Economic time series used in measuring business cycles and forecasting recessions are subject to revisions and re-benchmarking. Over time, more up-to-date and accurate data become available and time series are revised to reflect the updates. Some economic time series are subject to more drastic revisions than others. For example, the unemployment rate is subject to far smaller revisions than a broader time series such as GDP which is known to encounter very large revisions. Each instance of an update or revision to a time series is referred to as a “vintage”. Generally every time-series spawns a vintage on a weekly, monthly or quarterly basis depending on how often it is published.

When building leading or co-incident indices to measure business cycles and forecast recessions, the forecaster generally uses the latest vintage available and optimises his algorithms according to that. If the data he uses in his model is subject to large revisions he runs the risk that a current optimistic view of the indicator may very well turn out later to be a pessimistic one (or even the converse.) There is thus always this niggling concern about how much you can trust your models. As of June 2012, many forecasters are claiming we are in recession even though this view is not supported by many mainstream leading and co-incident indicators. Their claim is based on the fact that subsequent downward revisions will eventually show us in many months time that we were indeed in recession in the past.

To research and demonstrate the effects of data revisions and re-benchmarking on composite indices and recession forecasting, we took the “NBER Recession Model of last resort” which was constructed from July 2012 vintages of Industrial Production, Non-Farm payrolls, Personal Incomes and Retail Sales and rebuilt it using *real-time data observations* taken from the ALFRED Archival database of the Federal Reserve Bank of St Louis. This allows us to compare real-time observations of each of the 4 NBER Model components, as available to an outside observer at the time, to the latest August 2012 vintage. This will give us a feel for how significant the revisions are, especially around turning points just before and after NBER declared recessions . We then construct a real-time version of the weighted NBER composite co-incident economic index to see how revisions to its components effect recession forecasting.

**About Growth Rates**

You will recall from the NBER Model research note that we used different growth rate metrics for each of the 4 components of the model. These were not arbitrary selections, but those made to satisfy three criteria:

- The best pinpointing of recession starts and ends based on the vintage the model was built (the optimized model)
- The best pinpointing of recession starts and ends based on real-time observations (the real-time model)
- The smallest difference between (1) and (2) above

The last item is quite important as it is no use having a perfect optimized model that is markedly different to what we can expect from its real-time performance. Correct selection of growth rate in your model can indeed eliminate much of the issue associated with revisions. Although an economic time-series may have its levels revised downwards, if the recession models are using growth rates then its the impact of the revisions to growth rates that is important and not the levels themselves.

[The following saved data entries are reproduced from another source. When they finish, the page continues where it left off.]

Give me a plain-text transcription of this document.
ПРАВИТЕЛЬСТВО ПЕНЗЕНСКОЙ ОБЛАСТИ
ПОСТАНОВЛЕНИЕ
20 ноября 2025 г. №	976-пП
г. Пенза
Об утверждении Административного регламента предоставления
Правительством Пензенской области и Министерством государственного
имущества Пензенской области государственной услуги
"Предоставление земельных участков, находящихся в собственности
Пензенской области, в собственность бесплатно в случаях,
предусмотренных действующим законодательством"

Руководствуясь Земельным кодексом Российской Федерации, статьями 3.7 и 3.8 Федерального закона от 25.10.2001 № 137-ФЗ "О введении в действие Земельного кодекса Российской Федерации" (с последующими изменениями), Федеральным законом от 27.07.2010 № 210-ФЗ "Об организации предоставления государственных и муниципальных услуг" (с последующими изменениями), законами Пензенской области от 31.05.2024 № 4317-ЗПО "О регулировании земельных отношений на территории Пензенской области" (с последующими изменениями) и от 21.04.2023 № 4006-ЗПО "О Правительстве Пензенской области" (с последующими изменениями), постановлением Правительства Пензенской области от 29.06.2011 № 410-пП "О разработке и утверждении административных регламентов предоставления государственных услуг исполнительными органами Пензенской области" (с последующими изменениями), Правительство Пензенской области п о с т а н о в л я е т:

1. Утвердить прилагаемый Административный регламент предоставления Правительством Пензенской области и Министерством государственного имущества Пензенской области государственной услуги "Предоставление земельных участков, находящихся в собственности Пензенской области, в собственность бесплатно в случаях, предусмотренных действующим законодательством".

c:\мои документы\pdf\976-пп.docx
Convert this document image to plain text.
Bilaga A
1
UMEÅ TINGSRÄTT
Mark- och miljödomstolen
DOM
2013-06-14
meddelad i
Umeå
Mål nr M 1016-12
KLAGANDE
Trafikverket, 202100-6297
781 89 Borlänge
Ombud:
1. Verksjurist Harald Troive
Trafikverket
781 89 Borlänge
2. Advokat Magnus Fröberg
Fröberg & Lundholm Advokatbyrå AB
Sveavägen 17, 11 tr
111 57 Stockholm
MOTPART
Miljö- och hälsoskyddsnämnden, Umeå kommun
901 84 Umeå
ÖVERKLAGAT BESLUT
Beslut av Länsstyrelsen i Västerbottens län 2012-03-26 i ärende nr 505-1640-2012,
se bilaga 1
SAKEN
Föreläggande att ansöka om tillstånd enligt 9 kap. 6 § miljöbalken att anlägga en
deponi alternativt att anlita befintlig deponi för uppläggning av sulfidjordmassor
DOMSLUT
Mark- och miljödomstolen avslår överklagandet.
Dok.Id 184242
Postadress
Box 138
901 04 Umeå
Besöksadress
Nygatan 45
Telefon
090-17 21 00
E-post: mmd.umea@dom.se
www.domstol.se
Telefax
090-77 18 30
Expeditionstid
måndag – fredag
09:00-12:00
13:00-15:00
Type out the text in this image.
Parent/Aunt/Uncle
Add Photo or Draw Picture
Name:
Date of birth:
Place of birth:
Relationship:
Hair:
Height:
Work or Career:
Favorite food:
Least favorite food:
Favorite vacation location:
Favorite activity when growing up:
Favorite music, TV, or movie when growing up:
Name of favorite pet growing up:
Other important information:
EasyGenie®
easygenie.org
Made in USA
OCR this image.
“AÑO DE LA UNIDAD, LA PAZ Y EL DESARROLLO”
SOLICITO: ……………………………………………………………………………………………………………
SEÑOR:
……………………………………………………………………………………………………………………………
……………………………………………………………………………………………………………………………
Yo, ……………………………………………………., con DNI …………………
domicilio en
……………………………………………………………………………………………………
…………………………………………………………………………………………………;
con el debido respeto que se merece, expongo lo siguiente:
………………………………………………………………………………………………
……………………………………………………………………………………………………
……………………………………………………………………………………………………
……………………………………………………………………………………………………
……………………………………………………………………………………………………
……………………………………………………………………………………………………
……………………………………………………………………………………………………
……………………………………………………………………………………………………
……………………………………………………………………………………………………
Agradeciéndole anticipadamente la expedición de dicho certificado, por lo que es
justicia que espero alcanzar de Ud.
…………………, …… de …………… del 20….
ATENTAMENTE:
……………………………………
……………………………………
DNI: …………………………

**1. NON-FARM PAYROLL EMPLOYMENT (PAYEMS)**

This is the first figure to be released, normally within the first week of the month. This component has the 2nd largest weighting (30%) in the NBER co-incident economic index, next to Personal Incomes which has a 31% weighting. We use a 3-month smoothed growth rate calculation for recession signalling, which uses data from the last 7 months observations in its calculations. The chart below shows the 3 month smoothed growth rate of the latest vintage of PAYEMS compared to that of the real-time observations an outside observer would have made with the latest vintage at his/her disposal at the time.

We observe several things from the above analysis. The first is that the real-time data results in several false positives (false alarms) as indicated by the “1” markings. These seem to be located soon after recessions though, and not before. The second observation is that for the most part, the signalling of the start of recessions by the revised data is slightly* later than the real-time data*, meaning the real-time observer would have been earlier in his/her assessment that a recession was indeed underway.

A detailed view of each of the past recessions is cataloged below with the real-time and revised (as of Aug 2012) Payroll time series. Green negative numbers in the bottom left corner of each chart show the lead that real-time observation has over revised data and red positive numbers show the lag that real-time observations has over revised data. We see that on average, the real-time observations of recession signals (when the data falls below zero) leads the revised data into recession by 1 month. Apart from this lead, there is no other discernible pattern with revisions for this data series.

To conclude, whilst revised data results in a 3-month smoothed growth rate that can differ to that of the real-time growth rate, the larger differences seem to be isolated to the expansions and contractions, but *not so much around the turning points themselves*. We can expect the real-time data to provide 1 month average earlier warning than the revised data. Finally, PAYEMS revised and real-time growth rates can be significantly late in signalling recession as is evidenced by the 1960, 1970, 1973 and 1980 recessions. When being concerned about recession, revisions are not your problem with PAYEMS but occasional false positives and late signalling are.

**2. REAL RETAIL SALES (RSAFS)**

This is the second figure to be released, normally around the 14-15th of the month. This component has the smallest weighting (10.7%) in the NBER co-incident economic index. As this is quite a volatile series, we use a 12-month non- smoothed growth rate calculation for optimal recession signalling. The chart below shows the 12 month % growth rate of the latest vintage of RSAFS compared to that of the real-time observations an outside observer would have made. Note that the real-time vintage observations do not go back as far as PAYEMS, hence only 6 recessions are covered in this analysis.

We observe several things from the above analysis. The first is that the real-time data,as with PAYEMS, results in several false positives (false alarms) as indicated by the “1” markings. The second observation is that for the most part, the signalling of the start of recessions by the revised data is on average no sooner nor later than the real-time data. Again, as with PAYEMS, large differences between real-time and revised data do not seem to occur around business cycle turning points.

A detailed view of each of the past recessions is cataloged below with the real-time and revised (as of Aug 2012) Retail Sales time series. Green negative numbers in the bottom left corner of each chart show the lead that real-time observation has over revised data and red positive numbers show the lag that real-time observations has over revised data. We see that on average, the revised data and the real-time data have the same signalling of recessions when the growth rates fall below the red zero trigger line.

**3. INDUSTRIAL PRODUCTION (INDPRO)**

This is the third economic data set to be published for the NBER Model, normally a day or two after the Real Retail Sales data. It carries the third largest weight in the NBER model, at 16.7% of the co-incident index. We have found the 6-month smoothed growth rate, as defined by Prof Moore, to work the best for recession signalling and minimise the differences between real-time and revised data. The chart below shows the 6-month smoothed growth rate of the latest vintage of INDPRO compared to that of the real-time observations an outside observer would have made from published data available at the time.

It is evident from the above chart that whilst large differences can exist between the revised and real-time growth observations, *these differences are small around business cycle turning points*. In fact, as the locations tagged with “1” show, your main concern with real time observations of INDPRO is *not revisions*, but *false positives* (flagging recession by dipping below zero, when there is no recession.) The detailed views of the past 9 recessions are below. Green negative numbers in the bottom left corner of each chart show the lead that real-time observation has over revised data into recession and red positive numbers show the lag that real-time observations has over revised data.

We see *no discernible pattern* from the effects of revisions when we are approaching recession. In 3 of the 9 cases, the real-time observations led the revised data into recession. In 3 of the 9 cases, the revised data led the real-time data and in 3 cases the revised and real-time observations concurrently fell into recession territory. However, on average, the real-time observations led the revised data by 0.4 months, predominantly due to the large lead it booked in the 1957 recession.